Finally, let us consider the question of morphological inflection. As other lexical units, proper names are morphologically inflected in many languages. Inflection mechanisms are numerous and heterogeneous, and they can be very difficult to handle when dealing with many languages. Some of the inflected forms found for the surname of the current US president are Obamával (Hungarian), Obamę (Polish) and Obamas (German). In order to avoid the storage of all inflected forms in the database (inefficient and untidy) while keeping the possibility to capture at least a large part of their occurrences in texts, EMM pre-generates the most common inflections for a subset of known name variants or it uses suffix replacement rules during the NER process. This mechanism allows to recognise a majority of name inflections in text and to return the base form for that name. Hence, morphological inflections of entity names are not meant to be part of JRC-Names. However, several of them have erroneously been missed as morphological variants and they have been categorised as variants of known names. This is rather an aesthetic issue because, from a practical point of view, their presence improves the lookup procedure of names in text.
Since 2004, the software has identified about 1.75 million different person and about 10,000 organisation names. In addition to these ‘canonical’ name forms, it contains about 390,000 additional lexical variants. The database grows by about 700 name forms (new names or variants of known names) per week.
Resource quality
The JRC’s software recognises entities in annotated gold standard NER corpora with an average Precision of 92.13% and a Recall of 50.33% for the nine languages De, En, Es, Hu, It, Nl, Pt, Ro and Tr. Precision is highest for English (96.83%) and lowest for Portuguese (83.41%). Recall is highest for Hungarian (73.89%) and lowest for Turkish (31.70%). The evaluation values of the real-life NER system are actually better than that because of the specific settings of JR’s system, which are geared towards (a) recognising each name at least once in a whole cluster of related news and (b) grounding each name to a real-life entity.

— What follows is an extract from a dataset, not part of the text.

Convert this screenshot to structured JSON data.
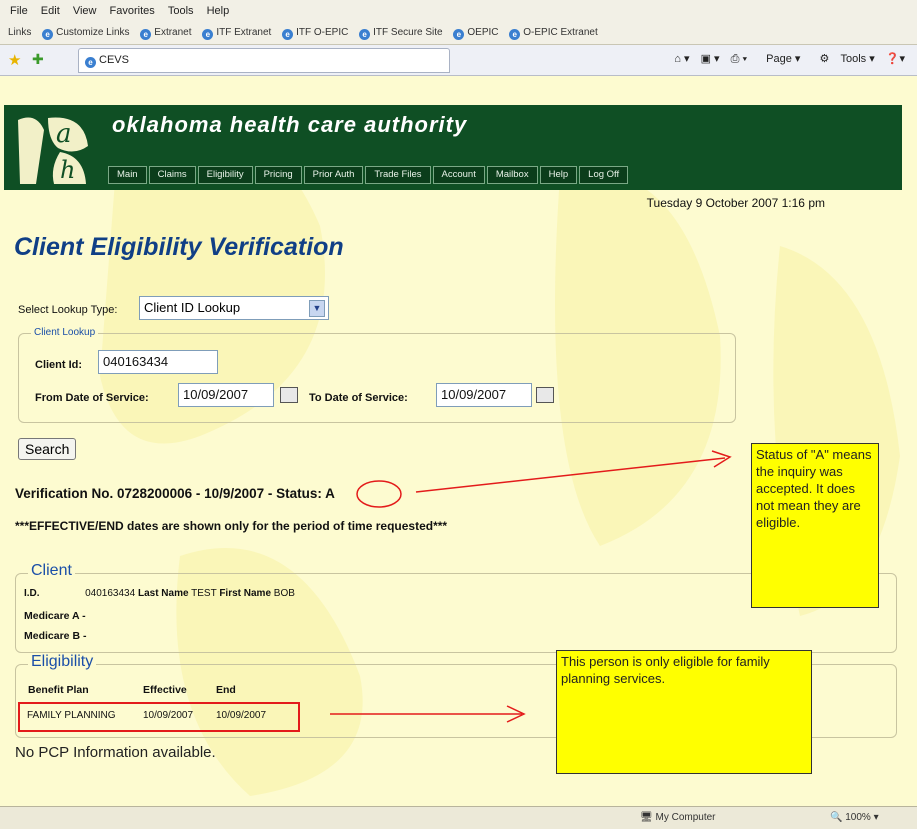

The result of EMM’s automatic NER and variant merging process is subject to a (light-weight) human moderation process. Manual intervention is carried out daily (an average of maximally one hour), focusing on the most frequently mentioned names and on regular mistakes that affect large numbers of entities. The human moderator also has the possibility to mine – assisted by an automatic tool – name variants from cross-lingual Wikipedia links and to download entity images. This semi-automatic Wikipedia mining increases the number of languages for name variants beyond the ones covered by the NER system. Although extremely valuable, the manual verification mends only a small part of the data and JRC-Names remains the product of an automated process and, as a consequence, contains noise. The main types of errors consist of non-entities (e.g. Red Piano or French Doctor), wrong name extents (e.g. Even Obama) and wrong entity type (e.g. Merlin Biosciences as a person). Additionally, it is possible that different entities have been merged into one and, conversely, that homonyms have the same identifier, as no disambiguation mechanism is in place. In order to keep most mistakes out of the JRC-Names distribution and also to stick to the more useful entities, only those entities whose frequencies are above a threshold are included in JRC-Names, as we shall see in the next section.
Content of the linked dataset
A first version of JRC-Names has been released in 2011 in the form of a tab-separated text file, accompanied by a Java library for fast lookup. The named entity resource file corresponds to a subset of EMM’s database, and it has since been available on JRC’s website5
Multilingual Linked Open Data for Enterprises:
Person and organisation entity names. Those entities must have been found in at least five different news clusters (i.e. all mentions in all clustered articles of the same day count only as one).7
As mentioned in Section 2.1, EMM groups related news articles into ‘news clusters’ and deals with each cluster as a meta-document. Frequency counts of named entities are relative to these clusters, and not to single news articles.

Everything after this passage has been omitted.